O caso causou mais comoção popular nas imediações da praia de Guarajuba, em Monte Gordo, povoado de Camaçari. Por lá foi ouvido um grande estrondo, e moradores encontraram uma peça que acham ser lixo espacial.

Avaliada de forma breve no Instituto de Geofísica da Universidade Federal da Bahia (UFBA), a peça foi classificada como de metal e de fabricação humana. “Não posso afirmar se é lixo espacial”, disse a pesquisadora que avaliou o objeto, Débora Rios, especializada em meteoros. 

“Ficaram de trazer a peça em outro momento para que possamos fazer uma avaliação mais minuciosa”, completou a pesquisadora do Instituto de Geofísica.

Meteoros, segundo astronômonos consultados pelo CORREIO, são rochas que estão vagando pelo espaço e às vezes cruzam o caminho da Terra, queimando na atmosfera.

Quando isso acontece, a rocha espacial produz um brilho intenso e é chamada de meteoro.
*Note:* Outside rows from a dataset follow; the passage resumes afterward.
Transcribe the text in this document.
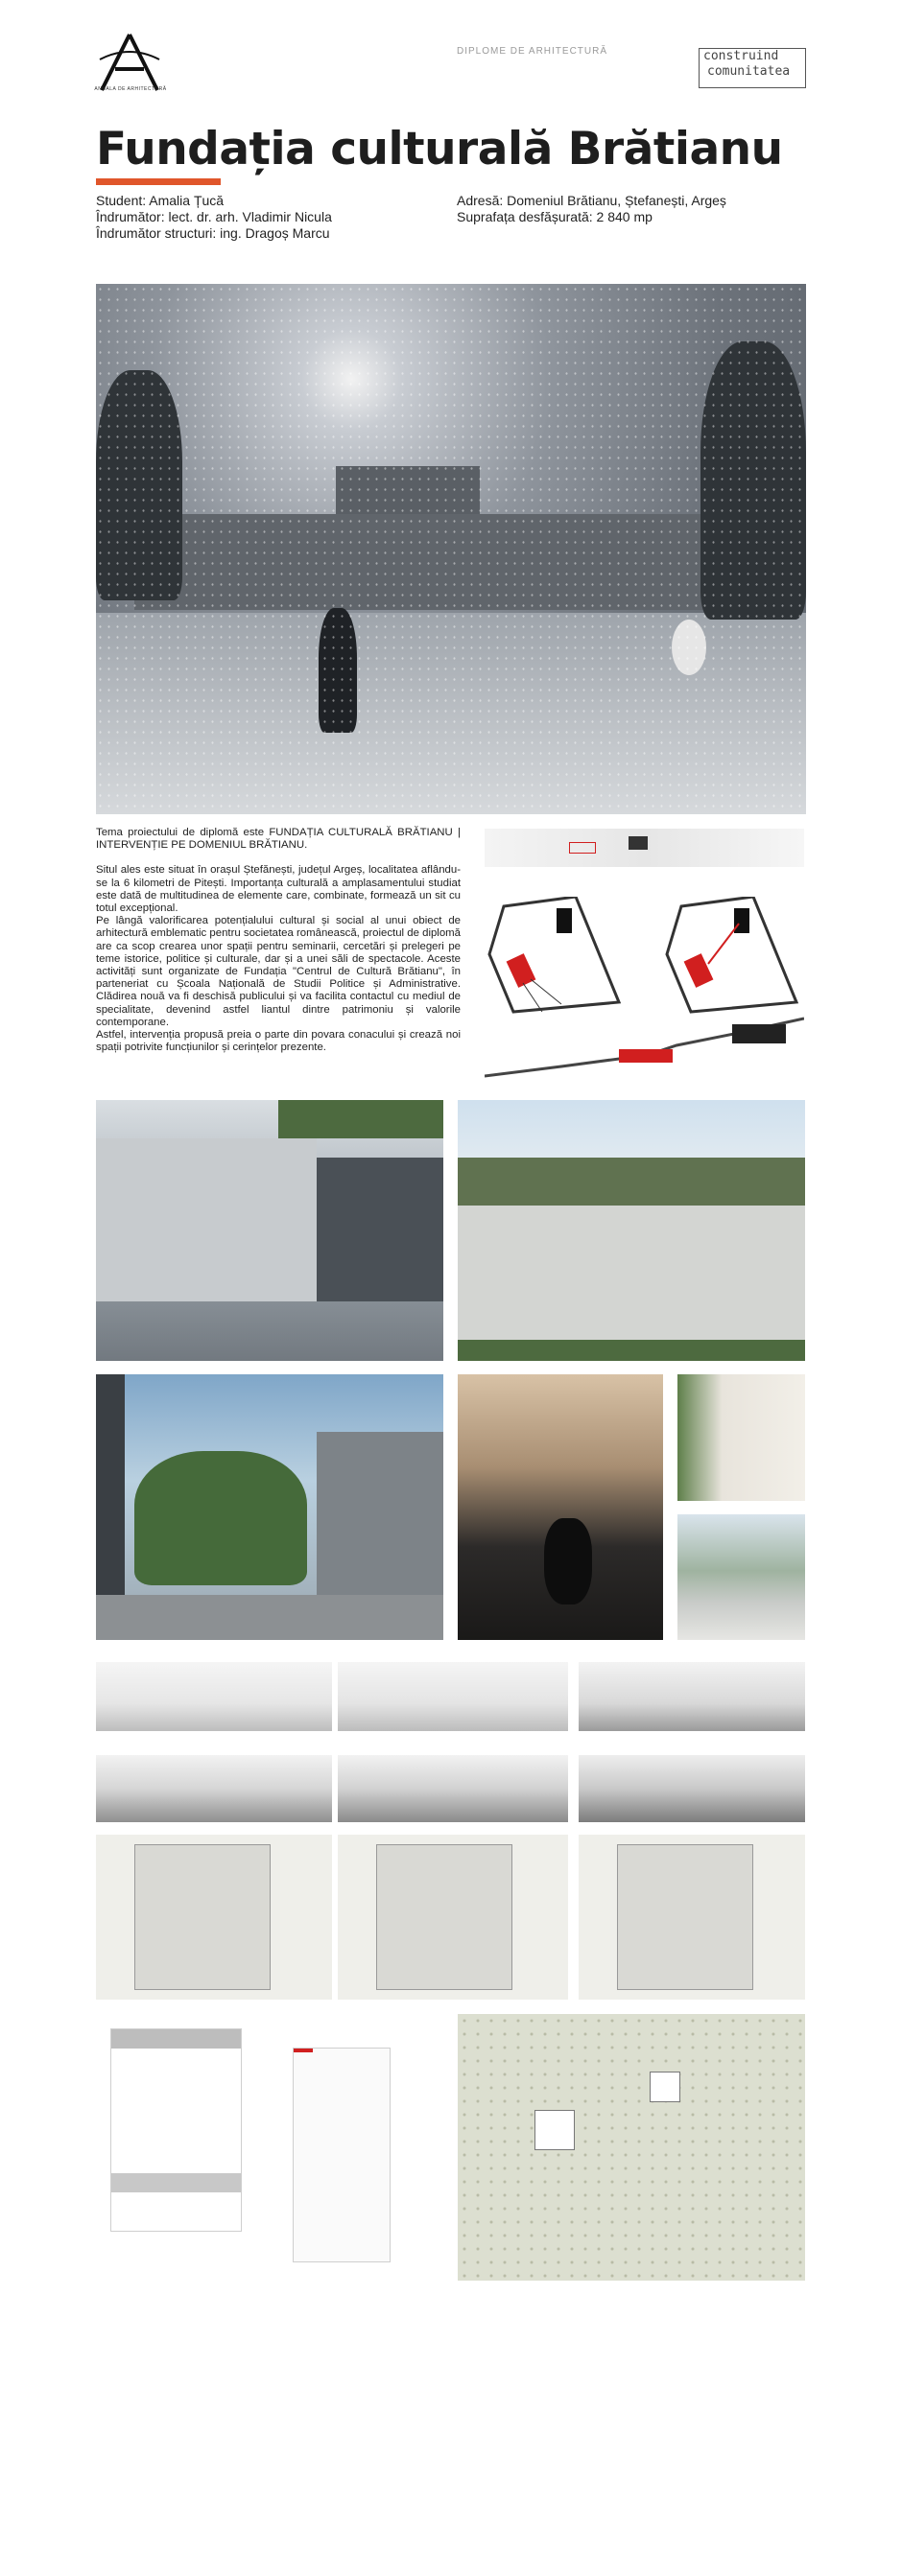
ANUALA DE ARHITECTURĂ
DIPLOME DE ARHITECTURĂ	construind
comunitatea
Fundația culturală Brătianu
Student: Amalia Țucă
Îndrumător: lect. dr. arh. Vladimir Nicula
Îndrumător structuri: ing. Dragoș Marcu
Adresă: Domeniul Brătianu, Ștefanești, Argeș
Suprafața desfășurată: 2 840 mp

Tema proiectului de diplomă este FUNDAȚIA CULTURALĂ BRĂTIANU | INTERVENȚIE PE DOMENIUL BRĂTIANU.

Situl ales este situat în orașul Ștefănești, județul Argeș, localitatea aflându-se la 6 kilometri de Pitești. Importanța culturală a amplasamentului studiat este dată de multitudinea de elemente care, combinate, formează un sit cu totul excepțional.

Pe lângă valorificarea potențialului cultural și social al unui obiect de arhitectură emblematic pentru societatea românească, proiectul de diplomă are ca scop crearea unor spații pentru seminarii, cercetări și prelegeri pe teme istorice, politice și culturale, dar și a unei săli de spectacole. Aceste activități sunt organizate de Fundația "Centrul de Cultură Brătianu", în parteneriat cu Școala Națională de Studii Politice și Administrative. Clădirea nouă va fi deschisă publicului și va facilita contactul cu mediul de specialitate, devenind astfel liantul dintre patrimoniu și valorile contemporane.

Astfel, intervenția propusă preia o parte din povara conacului și crează noi spații potrivite funcțiunilor și cerințelor prezente.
Quando a rocha ainda não entrou na Terra, o nome dado é meteoroide e passa a ser chamada de meteorito em contato com a superfície da Terra.  Alta luminosidade A explicação quase certeira de que o objeto que cruzou o céu da Bahia foi um meteoro é do astrônomo carioca Marcelo de Cicco, membro da Sociedade Brasileira de Astronomia e coordenador do projeto EXOSS, que colabora no Brasil com a Nasa – a agência espacial dos Estados Unidos – no monitoramento de meteoros. Morador da Rua Guajirus mostra suposto meteoro (Foto: Raquel Lima/Reprodução) “Todo o lixo espacial é rastreado por agências espaciais. De 10 cm em diante elas são detectadas e os dias certos e o local provável onde vão cair são informados. Não havia previsão de queda de lixo espacial para os dias 20 e 21. Então, foi um meteoro”, disse.

Para ser mais específico, o pesquisador explica que o fenômeno visto em várias cidades da Bahia foi a queda de um bólido, meteoro de alta luminosidade, com cerca de 500 gramas de peso, e que explodiu no mar devido à energia cinética, gerada no próprio objeto por conta da velocidade. O clarão da explosão assustou muita gente.

“Não posso precisar a velocidade com que ele chegou a terra, mas podemos afirmar que foi de milhares de quilômetros por hora. Ele entrou na atmosfera [camada de ar que envolve a Terra] no mesmo sentido de rotação do planeta. É como jogar uma pedra em um veículo em movimento, em que a velocidade da pedra dentro do veículo é bem maior”, explicou o pesquisador.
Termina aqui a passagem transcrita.